Ook al rijdt Nick Nuyens nu voor Cofidis, de relaties met zijn vorige werkgever zijn nog steeds bijzonder amicaal. Dat blijkt wanneer we daags voor Dwars door Vlaanderen een interview afnemen in de Holiday Inn aan het UZ Gent, traditioneel de uitvalsbasis van Quick-Step, Rabobank en Cofidis voor de Vlaamse klassiekers. Nuyens komt handen te kort om de gestaag binnendruppelende Quick-Steptroepen te begroeten. Steven De Jongh informeert naar de gezondheidstoestand van Kevin De Weert, die samen met Nuyens de overstap maakte naar Cofidis. De Weert brak in het Belgische openingsweekend zijn sleutelbeen en onderging een operatie, maar reed toch al Milaan-Sanremo uit. “Je kent Kevin”, zegt Nuyens. “Als ze na Milaan-Sanremo zeggen : nog vijftig kilometer rijden, dan rijdt hij. Maar ik hoorde dat je ook gevallen bent.”

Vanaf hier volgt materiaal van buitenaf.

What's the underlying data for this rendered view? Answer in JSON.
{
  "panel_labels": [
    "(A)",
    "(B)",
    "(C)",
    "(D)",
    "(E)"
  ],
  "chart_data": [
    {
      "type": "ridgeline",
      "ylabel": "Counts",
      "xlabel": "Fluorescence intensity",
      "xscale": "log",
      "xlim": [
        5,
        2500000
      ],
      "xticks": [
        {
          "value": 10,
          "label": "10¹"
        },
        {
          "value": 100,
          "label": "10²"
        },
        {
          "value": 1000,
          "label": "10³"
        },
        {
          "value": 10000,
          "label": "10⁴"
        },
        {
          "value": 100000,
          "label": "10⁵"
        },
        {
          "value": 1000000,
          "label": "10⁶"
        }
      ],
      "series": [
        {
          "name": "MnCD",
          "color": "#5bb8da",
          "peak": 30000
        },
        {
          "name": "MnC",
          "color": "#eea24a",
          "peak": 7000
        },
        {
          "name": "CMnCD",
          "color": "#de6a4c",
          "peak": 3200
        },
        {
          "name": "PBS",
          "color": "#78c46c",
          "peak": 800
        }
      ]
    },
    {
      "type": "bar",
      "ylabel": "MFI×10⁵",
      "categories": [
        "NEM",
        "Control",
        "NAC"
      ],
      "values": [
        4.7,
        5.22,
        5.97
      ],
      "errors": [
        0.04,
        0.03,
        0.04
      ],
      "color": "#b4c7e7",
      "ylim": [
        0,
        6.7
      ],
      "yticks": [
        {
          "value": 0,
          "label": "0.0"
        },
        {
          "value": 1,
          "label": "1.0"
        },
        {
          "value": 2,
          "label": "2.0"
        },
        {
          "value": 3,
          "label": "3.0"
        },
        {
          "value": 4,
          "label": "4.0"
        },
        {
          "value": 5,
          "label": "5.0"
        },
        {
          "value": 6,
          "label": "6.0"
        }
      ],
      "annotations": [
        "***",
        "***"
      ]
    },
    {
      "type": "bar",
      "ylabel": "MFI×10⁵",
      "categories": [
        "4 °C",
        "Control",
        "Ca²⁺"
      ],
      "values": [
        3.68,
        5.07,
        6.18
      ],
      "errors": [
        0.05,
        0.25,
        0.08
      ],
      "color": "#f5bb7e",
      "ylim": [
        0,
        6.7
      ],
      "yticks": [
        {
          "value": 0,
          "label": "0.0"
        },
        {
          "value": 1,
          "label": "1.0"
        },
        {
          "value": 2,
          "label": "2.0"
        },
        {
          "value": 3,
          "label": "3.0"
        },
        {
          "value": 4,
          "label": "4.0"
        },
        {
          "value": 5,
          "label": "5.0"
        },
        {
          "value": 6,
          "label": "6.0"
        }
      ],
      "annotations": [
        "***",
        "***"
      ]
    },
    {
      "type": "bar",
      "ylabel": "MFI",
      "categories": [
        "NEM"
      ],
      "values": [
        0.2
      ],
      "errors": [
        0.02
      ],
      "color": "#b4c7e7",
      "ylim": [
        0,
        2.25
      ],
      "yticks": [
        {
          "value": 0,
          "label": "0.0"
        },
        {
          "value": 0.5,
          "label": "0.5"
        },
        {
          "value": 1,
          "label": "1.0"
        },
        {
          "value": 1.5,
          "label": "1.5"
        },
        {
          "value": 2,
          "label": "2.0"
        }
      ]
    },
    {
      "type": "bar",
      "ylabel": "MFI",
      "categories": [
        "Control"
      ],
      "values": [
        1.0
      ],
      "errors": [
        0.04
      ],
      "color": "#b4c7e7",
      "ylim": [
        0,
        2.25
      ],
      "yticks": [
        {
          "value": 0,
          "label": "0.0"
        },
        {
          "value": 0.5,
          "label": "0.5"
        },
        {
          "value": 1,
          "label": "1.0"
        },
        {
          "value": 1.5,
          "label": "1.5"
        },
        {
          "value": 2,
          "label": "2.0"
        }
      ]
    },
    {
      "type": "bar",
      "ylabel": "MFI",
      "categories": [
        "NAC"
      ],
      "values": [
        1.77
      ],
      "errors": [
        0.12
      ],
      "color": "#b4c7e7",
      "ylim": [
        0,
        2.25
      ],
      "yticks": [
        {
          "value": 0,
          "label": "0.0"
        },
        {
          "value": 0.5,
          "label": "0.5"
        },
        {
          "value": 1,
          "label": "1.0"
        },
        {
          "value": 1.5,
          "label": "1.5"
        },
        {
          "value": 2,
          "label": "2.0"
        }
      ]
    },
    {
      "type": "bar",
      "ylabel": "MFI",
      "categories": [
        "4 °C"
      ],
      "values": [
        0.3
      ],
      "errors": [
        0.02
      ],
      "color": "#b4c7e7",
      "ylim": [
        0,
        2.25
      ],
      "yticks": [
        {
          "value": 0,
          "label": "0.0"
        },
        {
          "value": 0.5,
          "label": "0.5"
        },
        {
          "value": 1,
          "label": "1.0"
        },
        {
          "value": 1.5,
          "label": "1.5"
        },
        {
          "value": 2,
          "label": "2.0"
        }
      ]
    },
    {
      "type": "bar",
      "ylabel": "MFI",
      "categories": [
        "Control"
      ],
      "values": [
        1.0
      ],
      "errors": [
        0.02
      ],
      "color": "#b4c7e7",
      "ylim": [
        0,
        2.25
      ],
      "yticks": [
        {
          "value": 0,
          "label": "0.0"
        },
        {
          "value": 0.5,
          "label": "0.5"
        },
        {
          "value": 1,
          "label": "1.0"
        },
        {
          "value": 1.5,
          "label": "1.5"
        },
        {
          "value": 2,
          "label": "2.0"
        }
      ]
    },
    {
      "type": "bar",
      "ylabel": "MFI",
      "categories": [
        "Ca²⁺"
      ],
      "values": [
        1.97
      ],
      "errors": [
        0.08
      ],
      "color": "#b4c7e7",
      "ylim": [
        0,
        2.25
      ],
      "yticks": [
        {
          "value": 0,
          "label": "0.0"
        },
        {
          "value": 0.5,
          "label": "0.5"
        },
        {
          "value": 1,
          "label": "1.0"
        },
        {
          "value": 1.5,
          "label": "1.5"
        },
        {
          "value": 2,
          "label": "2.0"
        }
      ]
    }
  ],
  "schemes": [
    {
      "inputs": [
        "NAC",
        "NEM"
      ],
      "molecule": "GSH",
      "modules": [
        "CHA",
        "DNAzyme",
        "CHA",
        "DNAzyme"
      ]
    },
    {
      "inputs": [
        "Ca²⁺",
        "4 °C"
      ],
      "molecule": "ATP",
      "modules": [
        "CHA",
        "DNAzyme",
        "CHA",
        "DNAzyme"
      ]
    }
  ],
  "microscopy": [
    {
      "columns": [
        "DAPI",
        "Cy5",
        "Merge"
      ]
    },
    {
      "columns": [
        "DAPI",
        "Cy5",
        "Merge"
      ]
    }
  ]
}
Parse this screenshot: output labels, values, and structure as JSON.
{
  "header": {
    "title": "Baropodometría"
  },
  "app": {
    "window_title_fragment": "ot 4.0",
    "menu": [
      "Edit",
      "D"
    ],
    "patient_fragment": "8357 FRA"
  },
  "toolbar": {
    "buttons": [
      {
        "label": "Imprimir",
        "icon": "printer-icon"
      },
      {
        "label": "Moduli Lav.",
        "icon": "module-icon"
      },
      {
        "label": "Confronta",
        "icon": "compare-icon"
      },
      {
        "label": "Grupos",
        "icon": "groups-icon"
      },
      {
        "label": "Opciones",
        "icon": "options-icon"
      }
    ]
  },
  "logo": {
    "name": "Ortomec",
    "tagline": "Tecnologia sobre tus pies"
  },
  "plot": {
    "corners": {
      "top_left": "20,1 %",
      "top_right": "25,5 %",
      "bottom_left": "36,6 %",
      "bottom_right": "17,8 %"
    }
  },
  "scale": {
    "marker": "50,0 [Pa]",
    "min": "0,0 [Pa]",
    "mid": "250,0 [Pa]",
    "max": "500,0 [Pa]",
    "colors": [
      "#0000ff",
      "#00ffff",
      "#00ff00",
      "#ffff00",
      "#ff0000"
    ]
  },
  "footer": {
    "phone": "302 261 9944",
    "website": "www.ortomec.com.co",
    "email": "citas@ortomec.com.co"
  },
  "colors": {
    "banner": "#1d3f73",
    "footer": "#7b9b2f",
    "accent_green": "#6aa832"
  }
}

De Jongh : “Ik ben recht gebleven, maar daar is ook alles mee gezegd. Ik zet aan om naar een groepje te springen en mijn ketting springt eraf. Vol met mijn knie op het kader. Zó’n ei erop. Ach, het komt wel goed.”

Nuyens : “Je bent mager, zeg.”

De Jongh neemt het compliment met de glimlach in ontvangst. “Ik krijg niet veel eten meer sinds je weg bent. De vorm is goed.”

Naast vrouwen en auto’s het favoriete onderwerp van renners : mager staan.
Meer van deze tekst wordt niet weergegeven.